Ms D’Orsi disagreed with the drama’s exaggeration of the relationship between the police and MI5, which she said was the “cornerstone” of counter-terror strategy in the UK.
“Following last year’s tragic attacks in London and Manchester, the police and intelligence community worked hand-in-glove to keep our communities safe,” she said.
However, she disagreed with critics of the show who argued that the Bodyguard overrepresented female and black and minority ethnic officers within the force. According to Ms D’Orsi, when the show was being filmed, there were “at least three female officers at the very highest level within CT Command”.
“As long as you have the right skills and a lot of dedication you can rise all the way to the top, regardless of your background,” she added.
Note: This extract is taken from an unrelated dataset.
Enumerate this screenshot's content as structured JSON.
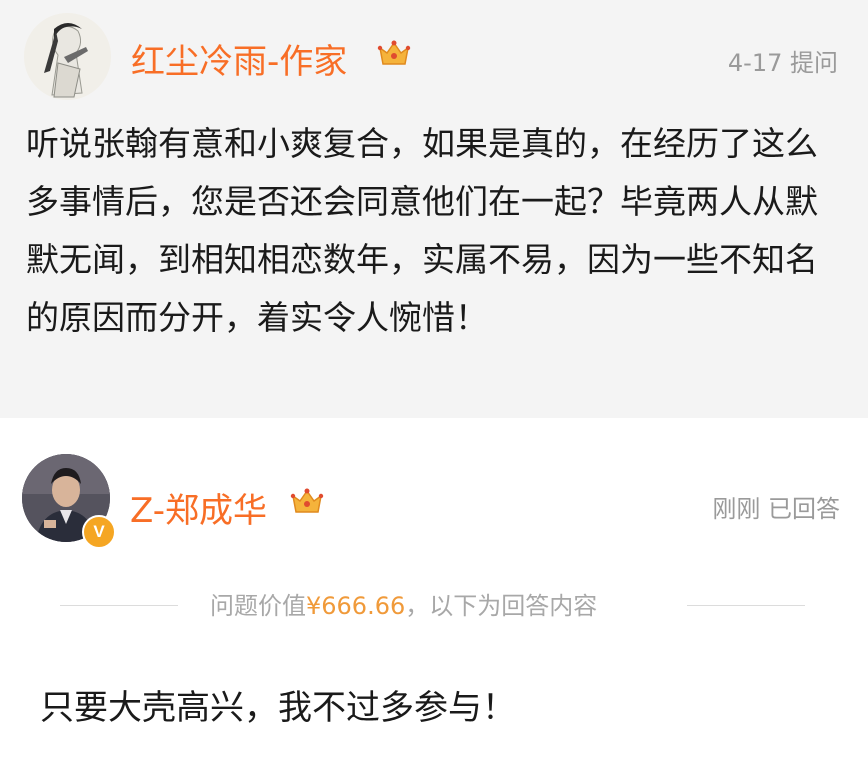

“Are we completely reflective of the communities we serve? Not yet, but we are working hard to make it better. In the 16 years I have been in the police service I have seen us take huge steps towards bringing in the type of workforce diversity which makes counter-terrorism policing better equipped to serve the public.”
Detective Chief Inspector Steve Ray although it lacked some accuracies of the role, he recognised the excitement the show portrayed.
“There’s no doubt that I have seen things I never thought I’d see and been to places I never thought I’d travel to, but my day-to-day life bears no resemblance to the programme,” he said.
“Rather than work in isolation like the lead character, I’m part of a large and committed PPO team working to completely protect our principals – and it’s fair to say you wouldn’t last long in our team if you cross the line to form too close a relationship with the principal you were protecting.
“But being able to assess threat and risk and have the courage to step in when you sense danger, that is real and is a big part of my job.”